Consuming HTTP Services in Python Transcripts
Chapter: Screen scraping: Adding APIs where there are none
Lecture: Downloading transcript html
Login or
purchase this course
to watch this video and the rest of the course contents.
Okay, next up, we want to download the actual HTML from each one of these pages.
So, over here, I've created a function called download transcript pages, and I am going to pass the URLs in and I want to actually download
the HTML for each one of those and do a little transformation on it. Now to make that transformation nicer, I want to define two named tuples,
I want to define a page and a paragraph, and the page is going to contain a list of paragraphs as well as the title and url,
and the paragraph is going to contain the text of the paragraph and the seconds, the timing. If we go and look over here, at one of these right here,
you can't tell yet, but if you actually view the source of this, this is what our application is going to see,
you can see that the timing here is on each one of these, the timing isn't super precise for this stuff,
it's much better for the courses, but basically we have these classes that are transcript segments and each one of them has a time
and some text we got to strip off from the beginning as well as some text, there is just the body of the paragraph, okay, so our goal would be
to actually parse these out and turn this into like a list, so we have this text associated with this time and we can ask questions like
hey what was said at this time, or if you want to know here this time is,
we get to seek to that second in the audio and just start playing exactly what this is,
okay, so that is going to be our goal, is to download this whole page or a whole bunch of these pages like a list of these pages,
because we got them all from the site map, download these and parse them. Now, I just ask when you do this, be kind,
let's not just completely power over the server, it's not really going to kill it but let's just get, let's say the top 5.

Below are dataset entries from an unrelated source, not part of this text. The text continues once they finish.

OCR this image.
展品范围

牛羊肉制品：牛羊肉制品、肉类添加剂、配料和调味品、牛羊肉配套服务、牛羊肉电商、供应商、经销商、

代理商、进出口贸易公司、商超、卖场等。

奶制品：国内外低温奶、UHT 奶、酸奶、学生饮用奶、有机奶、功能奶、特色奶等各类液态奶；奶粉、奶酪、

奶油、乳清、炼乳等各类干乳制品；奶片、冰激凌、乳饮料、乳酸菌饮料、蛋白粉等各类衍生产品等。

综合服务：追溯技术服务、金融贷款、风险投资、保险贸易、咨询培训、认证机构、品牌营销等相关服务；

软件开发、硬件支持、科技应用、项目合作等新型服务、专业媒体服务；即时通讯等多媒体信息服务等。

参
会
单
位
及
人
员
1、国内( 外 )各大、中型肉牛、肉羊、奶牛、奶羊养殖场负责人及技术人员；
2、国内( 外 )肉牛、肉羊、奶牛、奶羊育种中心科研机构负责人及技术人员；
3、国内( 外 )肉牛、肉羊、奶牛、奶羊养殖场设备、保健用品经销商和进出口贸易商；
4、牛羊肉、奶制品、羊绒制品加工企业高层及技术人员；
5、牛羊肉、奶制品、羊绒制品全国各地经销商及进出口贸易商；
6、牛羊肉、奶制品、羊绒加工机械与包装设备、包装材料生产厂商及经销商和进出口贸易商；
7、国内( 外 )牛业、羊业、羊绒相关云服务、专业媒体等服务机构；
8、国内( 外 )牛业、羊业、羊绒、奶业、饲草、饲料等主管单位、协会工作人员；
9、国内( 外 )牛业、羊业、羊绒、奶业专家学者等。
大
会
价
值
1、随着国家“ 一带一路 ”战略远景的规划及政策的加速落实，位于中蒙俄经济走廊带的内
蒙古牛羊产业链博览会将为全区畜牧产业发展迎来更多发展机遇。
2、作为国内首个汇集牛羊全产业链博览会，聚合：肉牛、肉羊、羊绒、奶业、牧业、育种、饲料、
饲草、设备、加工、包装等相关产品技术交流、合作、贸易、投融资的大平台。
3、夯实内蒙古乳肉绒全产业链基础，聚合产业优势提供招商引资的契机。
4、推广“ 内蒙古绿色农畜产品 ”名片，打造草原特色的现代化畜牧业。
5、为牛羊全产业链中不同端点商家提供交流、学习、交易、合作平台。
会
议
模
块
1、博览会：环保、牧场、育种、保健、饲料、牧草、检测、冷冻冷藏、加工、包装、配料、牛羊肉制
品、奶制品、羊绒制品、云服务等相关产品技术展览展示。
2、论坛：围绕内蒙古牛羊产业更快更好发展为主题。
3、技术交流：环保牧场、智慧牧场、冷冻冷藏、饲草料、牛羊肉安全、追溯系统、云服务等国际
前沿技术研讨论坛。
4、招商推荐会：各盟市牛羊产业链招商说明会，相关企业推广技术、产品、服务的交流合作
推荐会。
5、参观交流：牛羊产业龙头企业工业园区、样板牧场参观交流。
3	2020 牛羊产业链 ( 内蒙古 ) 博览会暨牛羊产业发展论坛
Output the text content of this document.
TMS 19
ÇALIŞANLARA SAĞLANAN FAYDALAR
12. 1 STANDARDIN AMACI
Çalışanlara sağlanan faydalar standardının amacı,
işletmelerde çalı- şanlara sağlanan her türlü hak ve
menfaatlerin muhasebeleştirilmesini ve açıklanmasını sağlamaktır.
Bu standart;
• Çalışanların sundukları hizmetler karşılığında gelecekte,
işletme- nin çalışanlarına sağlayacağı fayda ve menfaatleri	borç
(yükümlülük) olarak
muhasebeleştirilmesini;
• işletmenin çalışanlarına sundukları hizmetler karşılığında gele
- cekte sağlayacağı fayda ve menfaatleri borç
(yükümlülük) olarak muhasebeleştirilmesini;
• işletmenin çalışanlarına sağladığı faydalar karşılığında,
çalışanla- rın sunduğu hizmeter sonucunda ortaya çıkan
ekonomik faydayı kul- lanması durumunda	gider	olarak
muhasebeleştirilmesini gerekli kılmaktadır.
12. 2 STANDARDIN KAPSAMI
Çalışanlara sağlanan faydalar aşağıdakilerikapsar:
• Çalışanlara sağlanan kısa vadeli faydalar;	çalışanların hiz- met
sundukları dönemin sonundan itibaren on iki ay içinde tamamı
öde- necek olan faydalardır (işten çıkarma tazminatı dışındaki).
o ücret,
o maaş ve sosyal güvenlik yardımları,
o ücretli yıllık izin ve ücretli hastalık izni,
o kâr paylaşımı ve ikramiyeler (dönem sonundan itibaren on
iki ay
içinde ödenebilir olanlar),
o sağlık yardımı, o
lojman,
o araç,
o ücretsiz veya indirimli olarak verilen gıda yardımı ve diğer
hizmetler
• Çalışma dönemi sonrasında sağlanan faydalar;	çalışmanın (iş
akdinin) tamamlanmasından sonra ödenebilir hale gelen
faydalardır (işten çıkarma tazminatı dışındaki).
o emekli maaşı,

Alright, so we are going to download the top 5 pages, this is 0 up to but not including index 5, and then we'll get them out,
so just to keep it a little bit chill here. Okay, you guys don't want to watch it download 75 pages and parse it anyway.

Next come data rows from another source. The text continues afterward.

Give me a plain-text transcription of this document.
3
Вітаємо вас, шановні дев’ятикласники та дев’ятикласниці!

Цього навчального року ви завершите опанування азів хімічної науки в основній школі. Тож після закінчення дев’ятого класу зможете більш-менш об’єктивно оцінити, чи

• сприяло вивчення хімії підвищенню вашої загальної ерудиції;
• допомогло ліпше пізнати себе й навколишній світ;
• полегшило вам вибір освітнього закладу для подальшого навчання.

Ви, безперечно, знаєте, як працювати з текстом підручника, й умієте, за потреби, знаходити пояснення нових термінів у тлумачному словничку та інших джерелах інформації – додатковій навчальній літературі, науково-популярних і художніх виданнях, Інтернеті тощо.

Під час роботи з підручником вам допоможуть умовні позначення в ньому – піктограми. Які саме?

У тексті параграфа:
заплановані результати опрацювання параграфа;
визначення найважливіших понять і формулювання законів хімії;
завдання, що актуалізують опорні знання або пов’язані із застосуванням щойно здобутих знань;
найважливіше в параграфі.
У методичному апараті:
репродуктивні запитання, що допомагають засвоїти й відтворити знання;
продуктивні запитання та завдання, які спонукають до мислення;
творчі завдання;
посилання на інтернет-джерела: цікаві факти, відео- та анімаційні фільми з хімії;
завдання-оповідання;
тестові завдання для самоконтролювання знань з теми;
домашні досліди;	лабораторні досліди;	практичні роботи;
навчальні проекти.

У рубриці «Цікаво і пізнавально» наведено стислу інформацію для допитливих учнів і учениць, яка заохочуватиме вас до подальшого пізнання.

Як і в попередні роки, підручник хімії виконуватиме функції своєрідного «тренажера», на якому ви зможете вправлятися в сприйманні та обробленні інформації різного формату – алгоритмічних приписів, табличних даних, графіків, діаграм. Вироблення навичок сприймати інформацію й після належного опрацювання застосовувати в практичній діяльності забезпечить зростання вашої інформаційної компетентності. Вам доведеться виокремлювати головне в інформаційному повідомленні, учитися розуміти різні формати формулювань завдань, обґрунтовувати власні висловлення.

Okay, so let's go over here, we are going to do this download and we'll say for url in tx_URLs, we've got to download and parse that page,
okay so let's say page=build_page_from_url, and give it the url, let's go ahead and add that function as well, and here then we'll just say
pages.append(page), okay, so keep that nice and simple, let's change the order to read form high level to low level, so I'll put it like that,
now, over here, we're going to say something totally normal, response=request.get url, right, and I guess we could put
some sort of error handling, I am going to assume this works in a real app, you put your own error handling here, maybe we could check if this is none,
we don't add it, something to that effect. Alright, so let's assume this works, we'll say HTML=response.text,
that's what we're going to get back, and then, we need to do a couple of things, we need to get the title and we need to get all of these pieces here,
now let me just stat with regular expressions are not the answer, okay, they are definitely not the answer, so we want to do two things,
we are going to find over here somewhere that there is an h1 I believe, there we go, so we have our h1, we have our sort of ems,
our spaces, our new lines, our brs all that kind of stuff, but what we are going to do is we are going to get this h1
and that is going to be the title of our page, so that seems pretty straightforward, there is only one h1, if I look that's the only one right there,
so we can just go after that one thing right, that is how you should design pages, they should have only one h1,
but, how do we do that, how do we get started? Well, this is why we are going to bring Beautiful Soup into action.